A “high-tech lynching,” “Long Dong Silver” and a pubic hair on a soda can may not conjure up anything specific for a person under 30, but to Americans who vividly recall Justice Clarence Thomas’ controversial Supreme Court confirmation hearings in the fall of 1991, they bring back memories of a scandal that forced the country to confront uncomfortable realities of race and sex, all amid a high-stakes, politically charged nomination fight.
The new HBO film “Confirmation” stars Wendell Pierce as Thomas and Kerry Washington as Anita Hill, the University of Oklahoma professor who — reluctantly at first — accused him of sexual harassment in sworn testimony. The movie seeks to give a fresh perspective on the salacious drama, which made both figures pariahs in certain circles and helped inspire 1992’s “Year of the Woman,” when numbers of females were elected to Congress.
“It became sort of a forgotten piece of our history,” Rick Famuyiwa, the film’s director, said at a panel discussion following the film’s New York premiere on Thursday. A college student when the proceedings took place, he recalls being riveted and emotionally conflicted by seeing “two very credible black people on this stage on opposite sides of this important issue … and this panel of all-white, old men sitting in judgment of them.”
RELATED: Watergate becomes the latest national scandal recreated for TV
Twenty-five years later, he was stunned by the fact that so many younger people weren’t familiar with Hill at all or the contentious circumstances that led to Thomas’ narrow confirmation to the Supreme Court. According to Washington, there is a good reason why this story has perhaps been downplayed in the history books.
“So much of why it became forgotten is the country wanted to sweep it under the rug,” she said during premiere’s panel. “We don’t know what to make of it, and yet we’re still trying figure out how to have these important, nuanced conversations about gender, about race and about power.”
Washington recalled that the Thomas-Hill dispute was one of the few instances when opinions clashed in her household. “I grew up in a house where we were regularly talking about progressive issues at the dinner table — whether it was a woman’s right to choose or affirmative action or housing discrimination, everyone always had basically the same belief,” she said. But when it came to Hill and Thomas, her parents split along gender lines.
“It was one of the first times that I think I became aware of my intersectionality in terms of race and gender,” she said.
According to Washington, who also served as an executive producer on “Confirmation,” when she told people that she would be playing Hill, she was sometimes met with the reaction of “She lost, right?” The actress believes this attitude misses the complexity of what took place and the evolution of thought it produced.
“One of the reasons we wanted to make the film was to kind of eradicate this idea of winners or losers,” she said Thursday.

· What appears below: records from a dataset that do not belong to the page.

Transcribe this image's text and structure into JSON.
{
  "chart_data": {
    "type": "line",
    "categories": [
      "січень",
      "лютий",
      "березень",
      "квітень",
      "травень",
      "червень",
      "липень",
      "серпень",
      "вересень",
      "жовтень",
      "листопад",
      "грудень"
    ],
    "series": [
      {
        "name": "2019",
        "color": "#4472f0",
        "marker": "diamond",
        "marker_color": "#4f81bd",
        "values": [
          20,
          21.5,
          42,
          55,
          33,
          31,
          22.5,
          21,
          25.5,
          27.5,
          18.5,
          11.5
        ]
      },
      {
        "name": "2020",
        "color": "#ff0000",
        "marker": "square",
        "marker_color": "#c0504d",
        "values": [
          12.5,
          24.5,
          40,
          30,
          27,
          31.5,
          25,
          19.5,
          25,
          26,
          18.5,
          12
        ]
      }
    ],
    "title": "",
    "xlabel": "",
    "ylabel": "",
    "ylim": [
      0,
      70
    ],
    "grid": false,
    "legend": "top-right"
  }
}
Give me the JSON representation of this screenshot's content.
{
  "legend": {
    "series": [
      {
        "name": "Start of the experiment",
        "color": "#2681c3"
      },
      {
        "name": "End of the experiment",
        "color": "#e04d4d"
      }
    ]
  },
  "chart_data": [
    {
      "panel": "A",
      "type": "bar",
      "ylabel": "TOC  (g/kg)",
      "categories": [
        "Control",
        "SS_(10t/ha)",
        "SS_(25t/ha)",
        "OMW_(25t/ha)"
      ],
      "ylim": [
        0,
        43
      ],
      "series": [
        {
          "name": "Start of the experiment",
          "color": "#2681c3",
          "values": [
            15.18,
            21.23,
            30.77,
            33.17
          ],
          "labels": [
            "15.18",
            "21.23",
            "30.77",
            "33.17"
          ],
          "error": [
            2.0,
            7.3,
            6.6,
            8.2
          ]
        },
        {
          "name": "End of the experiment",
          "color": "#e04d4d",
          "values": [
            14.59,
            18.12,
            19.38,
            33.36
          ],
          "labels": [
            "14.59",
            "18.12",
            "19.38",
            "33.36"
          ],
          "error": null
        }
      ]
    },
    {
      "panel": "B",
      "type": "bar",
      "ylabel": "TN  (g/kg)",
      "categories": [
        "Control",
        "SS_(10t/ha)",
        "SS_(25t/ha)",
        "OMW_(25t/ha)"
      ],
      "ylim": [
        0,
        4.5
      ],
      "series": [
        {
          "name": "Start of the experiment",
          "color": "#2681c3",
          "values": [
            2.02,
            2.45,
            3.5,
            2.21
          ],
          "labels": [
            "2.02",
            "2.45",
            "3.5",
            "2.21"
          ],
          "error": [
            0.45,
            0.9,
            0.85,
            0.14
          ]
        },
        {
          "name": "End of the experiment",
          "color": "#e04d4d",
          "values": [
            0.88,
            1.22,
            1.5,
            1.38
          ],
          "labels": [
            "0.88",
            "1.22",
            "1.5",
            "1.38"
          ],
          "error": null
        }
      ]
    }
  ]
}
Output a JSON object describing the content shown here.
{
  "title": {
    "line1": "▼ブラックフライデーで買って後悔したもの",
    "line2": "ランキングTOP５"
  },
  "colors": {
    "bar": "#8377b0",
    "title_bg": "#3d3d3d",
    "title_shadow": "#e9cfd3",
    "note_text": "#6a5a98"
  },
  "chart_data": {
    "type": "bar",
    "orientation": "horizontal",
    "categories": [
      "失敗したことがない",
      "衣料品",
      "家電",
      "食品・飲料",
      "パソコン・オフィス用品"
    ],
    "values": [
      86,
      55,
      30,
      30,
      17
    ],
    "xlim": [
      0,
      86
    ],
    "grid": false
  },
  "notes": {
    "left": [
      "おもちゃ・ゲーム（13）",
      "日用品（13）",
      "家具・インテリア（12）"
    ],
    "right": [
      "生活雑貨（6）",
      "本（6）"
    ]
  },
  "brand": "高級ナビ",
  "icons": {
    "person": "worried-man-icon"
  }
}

“Confirmation” quite deftly humanizes its protagonists. The film does not take a definitive side in the case. In fact, if the film has a villain, it would arguably be Vice President Joe Biden (played to perfection by Greg Kinnear), who served as chairman of the Senate Judiciary Committee at the time and managed to stymie Hill’s defenders at nearly every turn.
Not unlike FX’s critically acclaimed “The People vs. O.J. Simpson,” the film applies 20-20 hindsight to a subject that was too obscured by sexism and sensationalism at the time to be fully comprehended. Viewers will come to understand that this dispute was arriving in the shadow of the bitter Robert Bork nomination fight (in which Democrats successfully defeated the Reagan nominee), that Hill was no ideologue and someone who had no desire for the limelight, and that some senators’ own personal conduct problems (like the late Sen. Ted Kennedy) made them reticent to take on such a thorny topic. The film makes brilliant use of archival news footage to not only plunge audiences into a ’90s-era headspace, but also capture the erratic tone of the media coverage at time, when loyalties shifted between Hill and Thomas from one day to the next.
When it comes to Thomas, who is known for his silence now more than anything else, the movie takes great pains to provide a portrait that isn’t a caricature. “He’s very much an enigma,” Pierce said on the panel. “The Wire” actor admitted to having “preconceived notions” about Thomas before playing him, but he became fascinated with how similar their backgrounds are during his research for the role.
“I am curious to meet the man now,” Pierce said, adding that he wants to figure out why their paths diverged so much politically.